In combat, they may call on the elements to attack their foes, to defend themselves, or to give a boost to their own attacks. Druids may ask aid from plans and animals, summoning them fight beside them. But the real magic of a Druid is shapeshifting: they can transform into Werewolves and Werebears, giving into their bestial nature.

(Want to know more about Druid gameplay? We have a writeup of everything we know about the Diablo 4 Druid class.)

Druids as Sanctuary’s defenders

Druids live in isolation from the rest of the world, gathering in Druid Colleges. The largest of these is Túr Dúlra in Scosglen, where the former Barbarians first split from King Bul-Kathos. It was here, under the great oak tree Glór-an-Fháldham, that Druids first learned their magic. At this, their greatest Druid College, they not only teach the traditional Druid magic, but the skills of their Barbarian ancestors.

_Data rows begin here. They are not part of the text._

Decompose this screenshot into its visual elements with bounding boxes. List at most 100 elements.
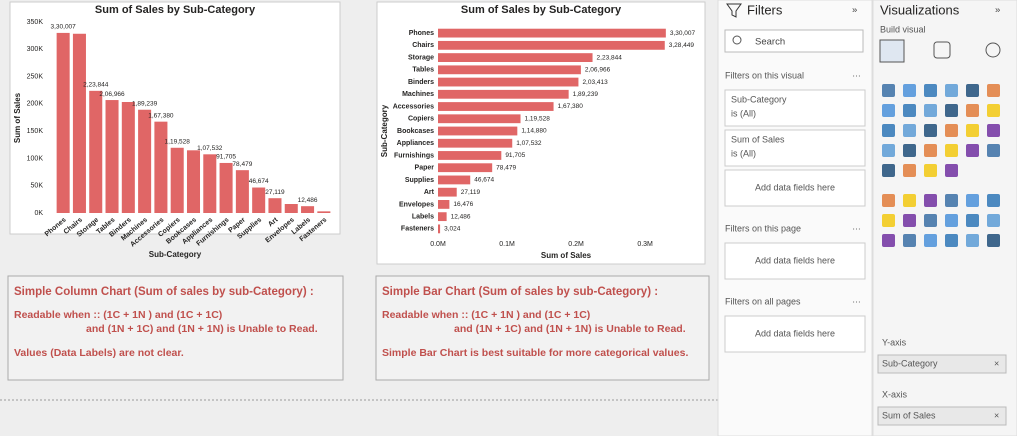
visual-icon[interactable]: [966, 84, 979, 97]
bar[interactable]: [438, 187, 457, 197]
visual-icon[interactable]: [945, 194, 958, 207]
well-remove[interactable]: ×: [994, 358, 999, 368]
well-field[interactable]: [877, 406, 1007, 426]
visual-icon[interactable]: [945, 164, 958, 177]
bar[interactable]: [235, 170, 249, 213]
visual-icon[interactable]: [924, 214, 937, 227]
bar[interactable]: [121, 101, 135, 213]
bar[interactable]: [268, 198, 282, 213]
filter-card[interactable]: [724, 129, 866, 167]
bar[interactable]: [89, 90, 103, 213]
bar[interactable]: [438, 53, 593, 62]
bar[interactable]: [438, 138, 513, 148]
bar[interactable]: [284, 204, 298, 213]
visual-icon[interactable]: [924, 84, 937, 97]
bar[interactable]: [438, 126, 518, 136]
visual-icon[interactable]: [882, 164, 895, 177]
collapse[interactable]: »: [995, 5, 1000, 16]
visual-icon[interactable]: [882, 234, 895, 247]
filter-card[interactable]: [724, 89, 866, 127]
visual-icon[interactable]: [987, 194, 1000, 207]
bar[interactable]: [438, 102, 554, 111]
bar[interactable]: [138, 109, 152, 213]
bar[interactable]: [219, 162, 233, 213]
bar[interactable]: [301, 206, 315, 213]
more[interactable]: …: [852, 294, 861, 304]
visual-icon[interactable]: [966, 234, 979, 247]
visual-icon[interactable]: [903, 214, 916, 227]
bar[interactable]: [438, 212, 447, 222]
visual-icon[interactable]: [882, 144, 895, 157]
well-field[interactable]: [877, 354, 1007, 374]
visual-icon[interactable]: [987, 214, 1000, 227]
visual-icon[interactable]: [882, 104, 895, 117]
visual-icon[interactable]: [945, 214, 958, 227]
bar[interactable]: [438, 175, 471, 185]
bar[interactable]: [438, 89, 569, 99]
bar[interactable]: [438, 163, 493, 173]
visual-icon[interactable]: [945, 104, 958, 117]
bar[interactable]: [317, 211, 331, 213]
visual-icon[interactable]: [903, 144, 916, 157]
bar[interactable]: [438, 200, 450, 209]
visual-icon[interactable]: [882, 194, 895, 207]
search-placeholder[interactable]: Search: [755, 37, 785, 48]
format-icon[interactable]: [933, 41, 951, 59]
selected-icon[interactable]: [879, 39, 905, 63]
visual-icon[interactable]: [903, 104, 916, 117]
visual-icon[interactable]: [903, 84, 916, 97]
visual-icon[interactable]: [966, 194, 979, 207]
well-remove[interactable]: ×: [994, 410, 999, 420]
bar[interactable]: [56, 32, 70, 214]
visual-icon[interactable]: [903, 124, 916, 137]
visual-icon[interactable]: [987, 104, 1000, 117]
visual-icon[interactable]: [987, 144, 1000, 157]
bar[interactable]: [105, 100, 119, 213]
visual-icon[interactable]: [966, 124, 979, 137]
note-line: Simple Bar Chart is best suitable for mo…: [382, 347, 688, 359]
visual-icon[interactable]: [924, 124, 937, 137]
visual-icon[interactable]: [945, 124, 958, 137]
visual-icon[interactable]: [903, 234, 916, 247]
bar[interactable]: [154, 121, 168, 213]
bar[interactable]: [203, 154, 217, 213]
visual-icon[interactable]: [882, 124, 895, 137]
visual-icon[interactable]: [882, 214, 895, 227]
bar[interactable]: [438, 151, 502, 160]
visual-icon[interactable]: [987, 124, 1000, 137]
bar[interactable]: [438, 65, 581, 75]
visual-icon[interactable]: [924, 234, 937, 247]
drop-zone[interactable]: [724, 169, 866, 207]
visual-icon[interactable]: [945, 234, 958, 247]
visual-icon[interactable]: [882, 84, 895, 97]
visual-icon[interactable]: [924, 164, 937, 177]
bar[interactable]: [438, 77, 579, 87]
bar[interactable]: [438, 28, 666, 38]
visual-icon[interactable]: [987, 84, 1000, 97]
visual-icon[interactable]: [924, 144, 937, 157]
analytics-icon[interactable]: [985, 42, 1001, 58]
bar[interactable]: [186, 150, 201, 213]
visual-icon[interactable]: [966, 144, 979, 157]
more[interactable]: …: [852, 68, 861, 78]
visual-icon[interactable]: [903, 164, 916, 177]
visual-icon[interactable]: [924, 104, 937, 117]
visual-icon[interactable]: [945, 84, 958, 97]
visual-icon[interactable]: [903, 194, 916, 207]
bar[interactable]: [438, 224, 441, 234]
visual-icon[interactable]: [966, 104, 979, 117]
bar[interactable]: [72, 33, 86, 214]
more[interactable]: …: [852, 221, 861, 231]
bar[interactable]: [170, 147, 184, 213]
drop-zone[interactable]: [724, 242, 866, 280]
visual-icon[interactable]: [966, 214, 979, 227]
bar[interactable]: [252, 187, 266, 213]
search-box[interactable]: [724, 29, 864, 53]
visual-icon[interactable]: [924, 194, 937, 207]
bar[interactable]: [438, 40, 665, 50]
visual-icon[interactable]: [987, 234, 1000, 247]
bar[interactable]: [438, 114, 521, 124]
drop-zone[interactable]: [724, 315, 866, 353]
visual-icon[interactable]: [945, 144, 958, 157]
collapse[interactable]: »: [852, 5, 857, 16]
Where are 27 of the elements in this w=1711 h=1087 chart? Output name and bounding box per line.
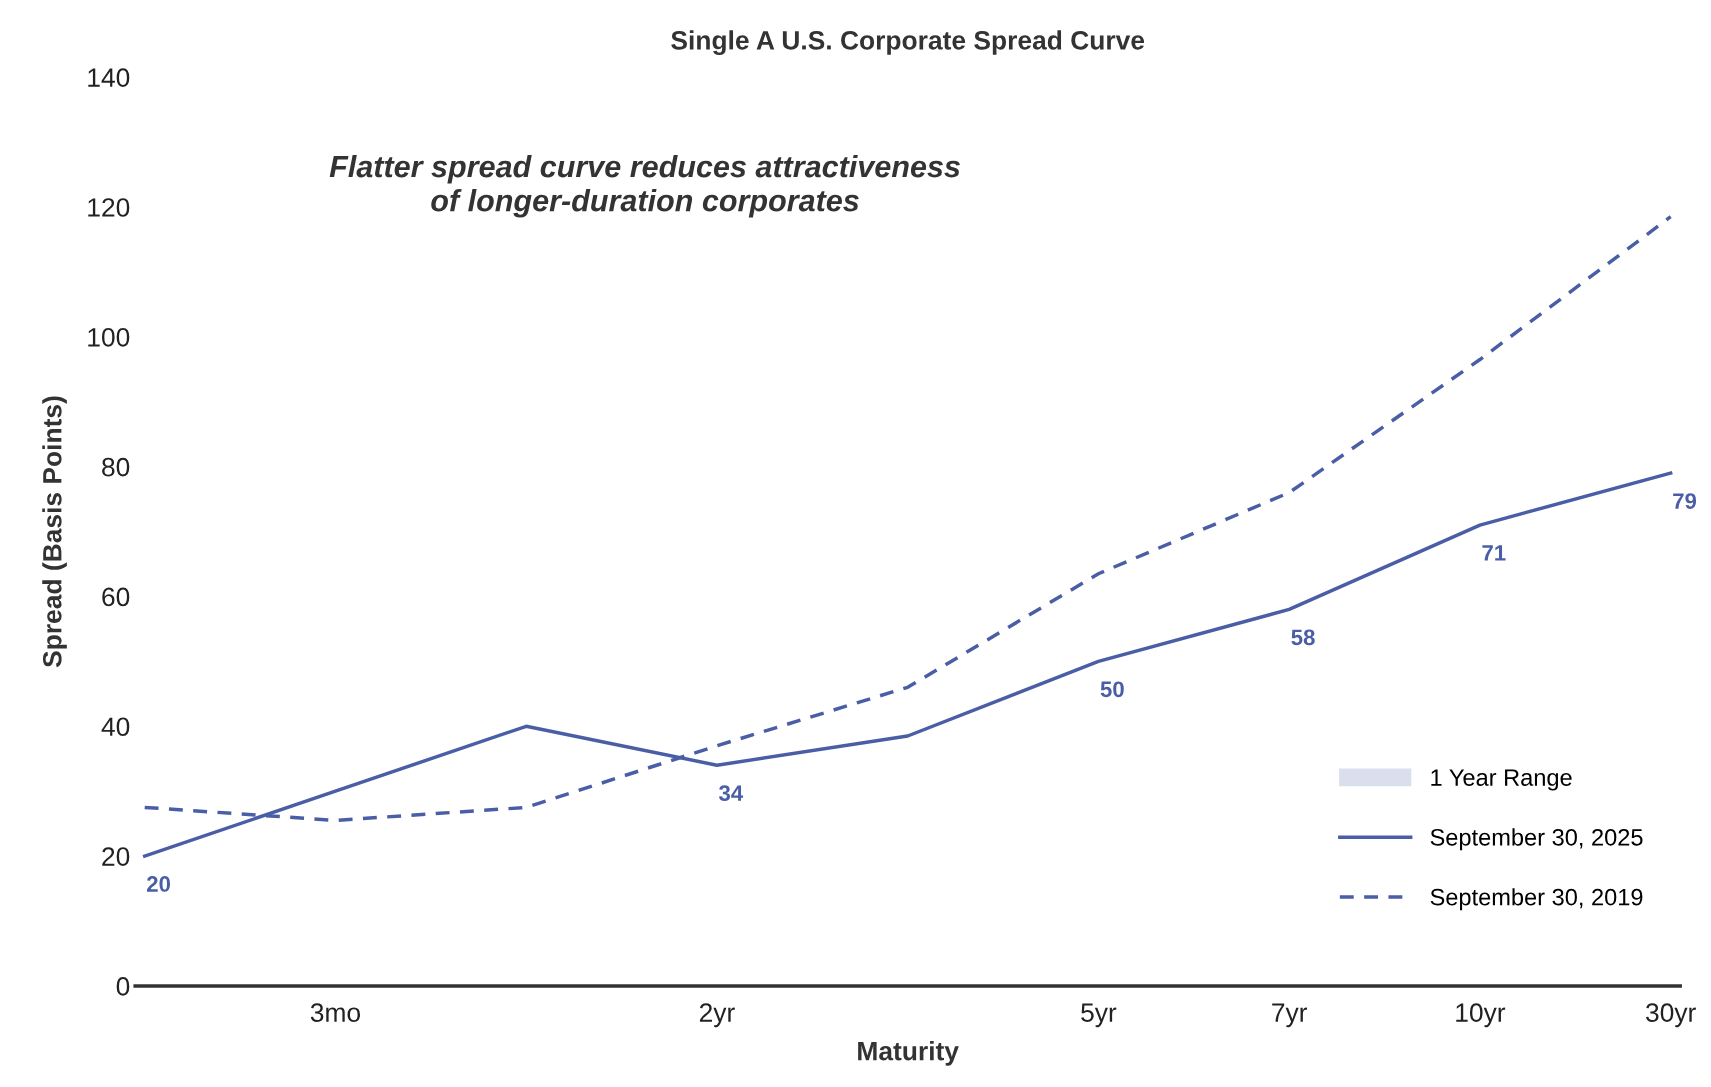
data-label: 20 (147, 876, 171, 892)
x-axis-title: Maturity (858, 1041, 959, 1066)
y-tick-label: 0 (116, 977, 130, 996)
y-tick-label: 140 (88, 68, 130, 87)
y-tick-label: 80 (102, 457, 130, 477)
x-tick-label: 30yr (1646, 1003, 1696, 1028)
x-tick-label: 10yr (1456, 1003, 1506, 1028)
y-tick-label: 60 (102, 587, 130, 607)
data-label: 71 (1482, 545, 1506, 561)
legend-label: September 30, 2025 (1430, 828, 1643, 851)
data-label: 34 (718, 785, 744, 802)
y-tick-label: 20 (102, 847, 130, 866)
y-tick-label: 40 (101, 717, 130, 737)
data-label: 58 (1291, 629, 1315, 646)
y-tick-label: 120 (88, 198, 130, 217)
chart-title: Single A U.S. Corporate Spread Curve (671, 30, 1145, 55)
x-tick-label: 5yr (1081, 1003, 1117, 1028)
legend-label: September 30, 2019 (1430, 888, 1643, 911)
data-label: 79 (1673, 493, 1697, 509)
x-tick-label: 3mo (310, 1003, 361, 1022)
data-label: 50 (1100, 681, 1124, 698)
x-tick-label: 7yr (1272, 1003, 1308, 1028)
x-tick-label: 2yr (699, 1003, 735, 1028)
legend-label: 1 Year Range (1431, 769, 1572, 791)
y-axis-title: Spread (Basis Points) (42, 396, 67, 668)
y-tick-label: 100 (88, 327, 130, 347)
annotation: Flatter spread curve reduces attractiveness of longer-duration corporates (329, 154, 960, 218)
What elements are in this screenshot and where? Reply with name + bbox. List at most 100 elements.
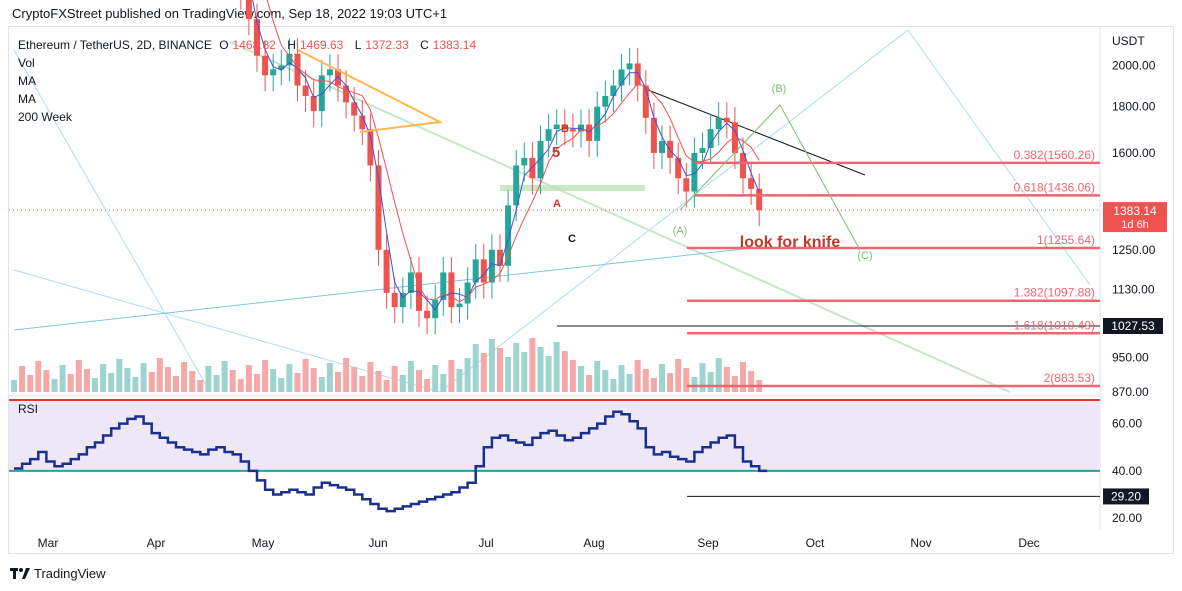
volume-bar	[189, 371, 196, 392]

While the Druids keep their distance from society, they hold to a key part of their heritage: their role is to protect the world and the people. Druids consider themselves themselves the last line of defense, but they traditionally avoid the trials and tribulations of Sanctuary.

But they’ve involved themselves in the world before. When there was an insurgence of denizens of the Burning Hells, the Druids stood up against the minions of chaos, helping defeat of the Lord of Destruction — even though they wound up destroying the Worldstone, the very thing they had sworn to protect. That is to say they played their part in Diablo 2.

With Diablo 4, they’re being called on once again. Khazra — goat demons that any Diablo player is likely familiar with — are rampaging through their sacred town of Scosglen. If the threat had not been on their doorstep, The Druids likely wouldn’t have have stepped in — at least not until the event was truly world-shaking. Apparently they never considered the horrors in D3 to be on that scale, so their return in D4 speaks to a serious crisis.

Now Sanctuary is calling on its last line of defense, and the Druids will jump in with all that they have and see in through to the end.